The rather strong forecast is based on strengthening impacts of consumer and construction surveys, which affect the Indicator with lags of one and five quarters, respectively. The contributions were fairly similar in January. Consumer spending has benefitted from the strong tail winds provided by higher real disposable incomes due to lower energy prices and rising employment.
The industry surveys affect the indicator coincidentally and with a rather large weight. The first quarter impact is based on estimation, which makes this contribution more sensitive to new information than the other contributions. The slow improvement in industry survey contribution stalled in the first quarter of 2016 and turned to a slight decline, probably reflecting the increased financial market turbulence in the turn of the year related to the deteriorated Chinese economic prospects.
The Indicator captures price competitiveness with the USD-euro real exchange rate with a lag of two quarters.

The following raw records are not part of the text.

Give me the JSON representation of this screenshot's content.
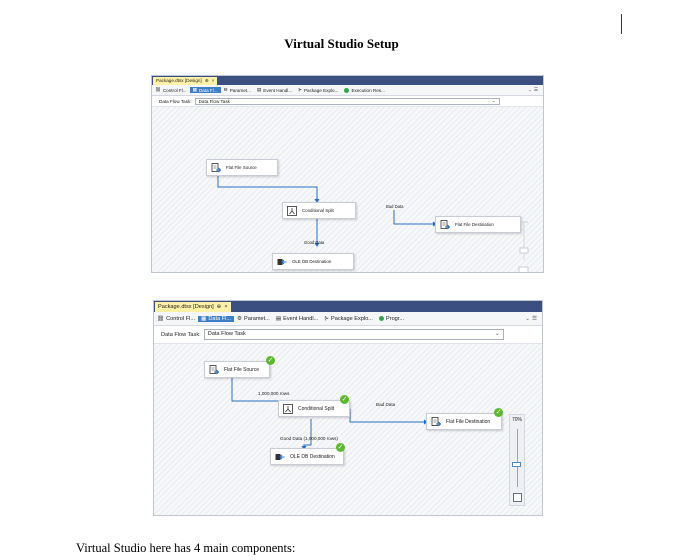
{
  "document": {
    "title": "Virtual Studio Setup",
    "paragraph": "Virtual Studio here has 4 main components:"
  },
  "screenshot_1": {
    "doc_tab": "Package.dtsx [Design]",
    "toolbar_tabs": [
      {
        "label": "Control Fl...",
        "active": false
      },
      {
        "label": "Data Fl...",
        "active": true
      },
      {
        "label": "Paramet...",
        "active": false
      },
      {
        "label": "Event Handl...",
        "active": false
      },
      {
        "label": "Package Explo...",
        "active": false
      },
      {
        "label": "Execution Res...",
        "active": false
      }
    ],
    "task_label": "Data Flow Task:",
    "task_value": "Data Flow Task",
    "nodes": {
      "source": "Flat File Source",
      "split": "Conditional Split",
      "flat_dest": "Flat File Destination",
      "oledb_dest": "OLE DB Destination"
    },
    "path_labels": {
      "bad": "Bad Data",
      "good": "Good Data"
    }
  },
  "screenshot_2": {
    "doc_tab": "Package.dtsx [Design]",
    "toolbar_tabs": [
      {
        "label": "Control Fl...",
        "active": false
      },
      {
        "label": "Data Fl...",
        "active": true
      },
      {
        "label": "Paramet...",
        "active": false
      },
      {
        "label": "Event Handl...",
        "active": false
      },
      {
        "label": "Package Explo...",
        "active": false
      },
      {
        "label": "Progr...",
        "active": false
      }
    ],
    "task_label": "Data Flow Task:",
    "task_value": "Data Flow Task",
    "nodes": {
      "source": "Flat File Source",
      "split": "Conditional Split",
      "flat_dest": "Flat File Destination",
      "oledb_dest": "OLE DB Destination"
    },
    "path_labels": {
      "source_rows": "1,000,000 rows",
      "bad": "Bad Data",
      "good": "Good Data (1,000,000 rows)"
    },
    "zoom_level": "70%",
    "status": {
      "success_color": "#5cb82c",
      "accent": "#3d7fc8",
      "tabbar": "#3b4f81",
      "doc_tab": "#fff1a8"
    }
  }
}
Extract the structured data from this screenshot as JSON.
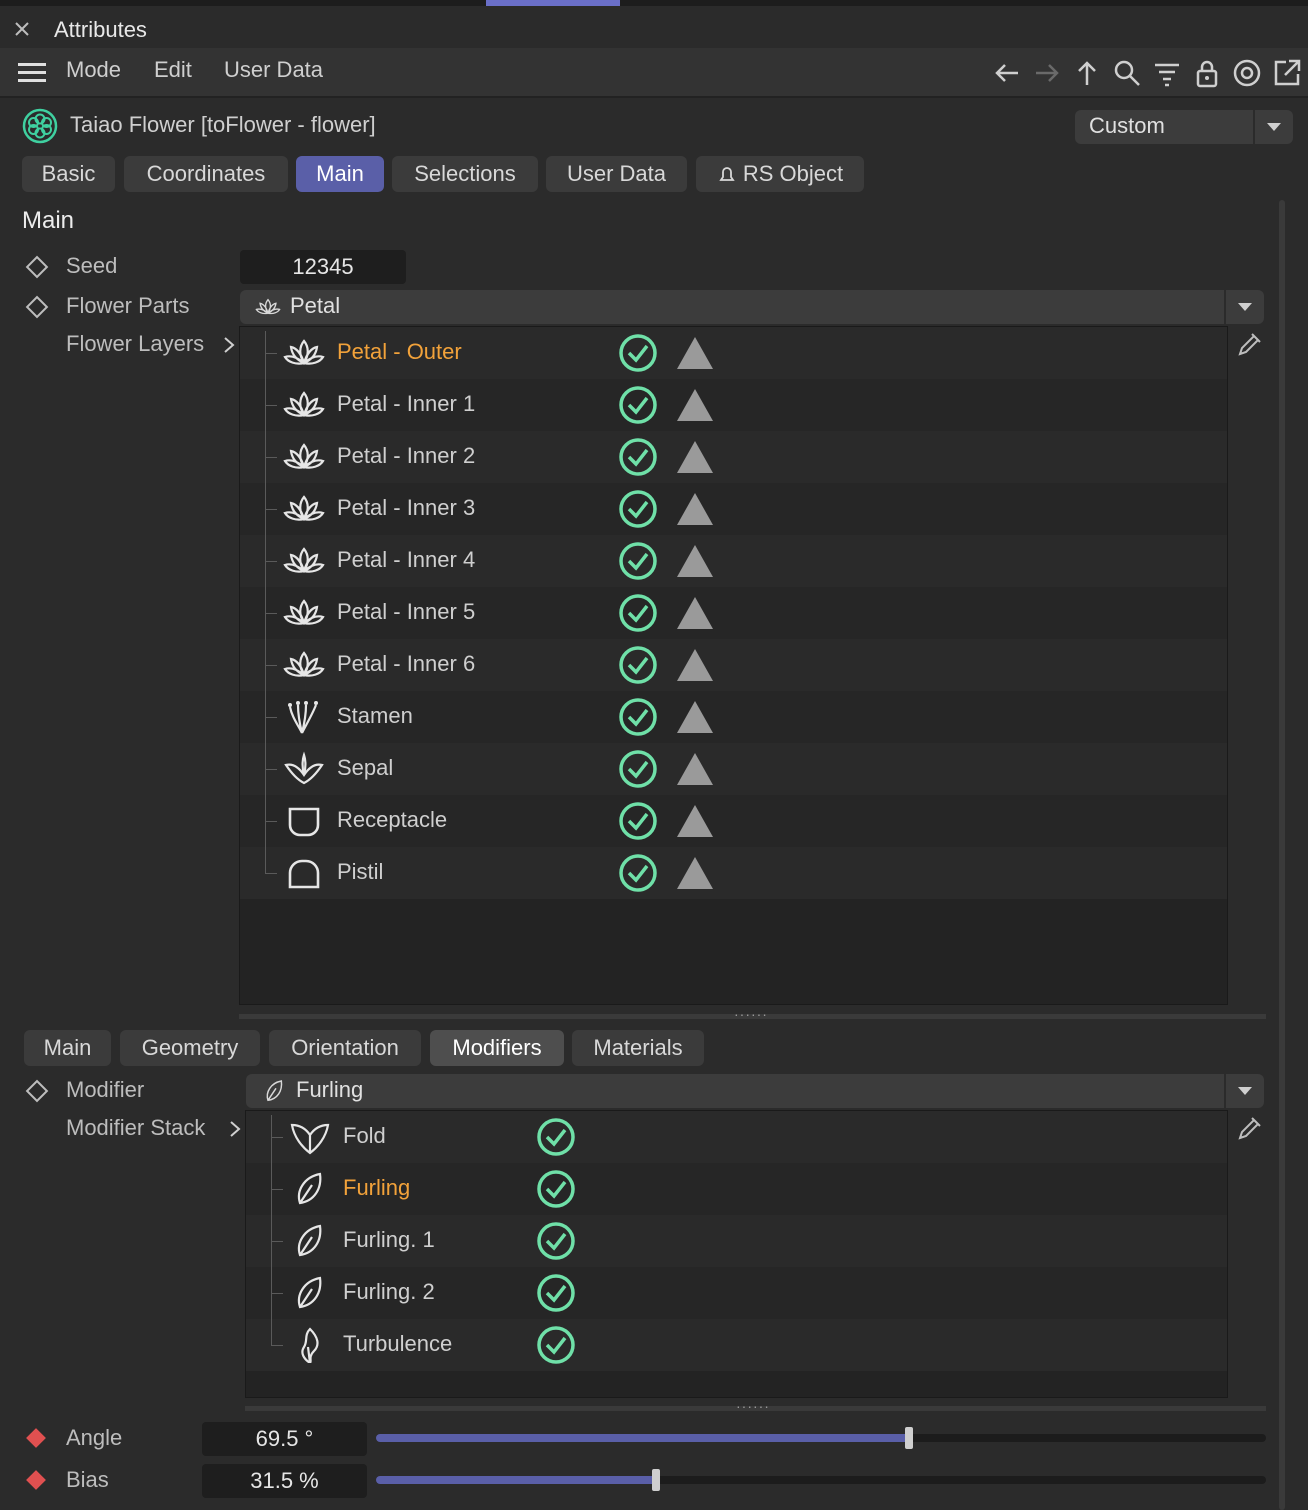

Consequently, the weakening of the euro vis-à-vis the USD between spring 2014 and spring 2015 has boosted euro area growth until the third quarter of 2015, but the support has faded with the USD-euro rate having remained relatively stable since spring 2015.
The rather strong growth estimates, in general, are supported by an expected further alleviation of already loose monetary policy by the ECB, less restrictive fiscal policy and still lower energy prices.
All in all, the EUROGROWTH indicator predicts rather solid growth for the euro area for the winter 2015-2016 in spite of recent turbulence in the financial markets, related to uncertainty of the Chinese growth prospects. Obviously, the estimated first quarter industrial contribution may overestimate its true impact on the GDP growth.
The Euro Growth indicator forecasts the euro area GDP quarterly growth rate two quarters ahead of official statistics using a bridge regression. Regressors are chosen among survey data and financial data, i.e. series which are rapidly available and not revised. The monthly series are converted to a quarterly basis by averaging their monthly values. Series selection is conducted on an econometric basis starting from the set of monthly business and consumer survey results released by the European Commission: industry, construction, retail trade, services and consumers. From this large dataset, a few series are significant stemming from industry (production trend and expectation), construction (confidence indicator) and households surveys (major purchases). Two financial series are also significant, i.e. the growth rates of the real euro/dollar exchange rate and of a Euro area stock market index.
Some of these regressors are leading by at least two quarters, and may be used as such to forecast GDP growth. Some others are not leading or are leading with a lead which does not suit a two-quarter-ahead forecast horizon. These series have to be forecast, but over a short time-horizon which never exceeds four months. All these forecasts are implemented using monthly autoregressive equations.
The Euro Growth indicator is run each month, soon after the release of business and consumer survey results.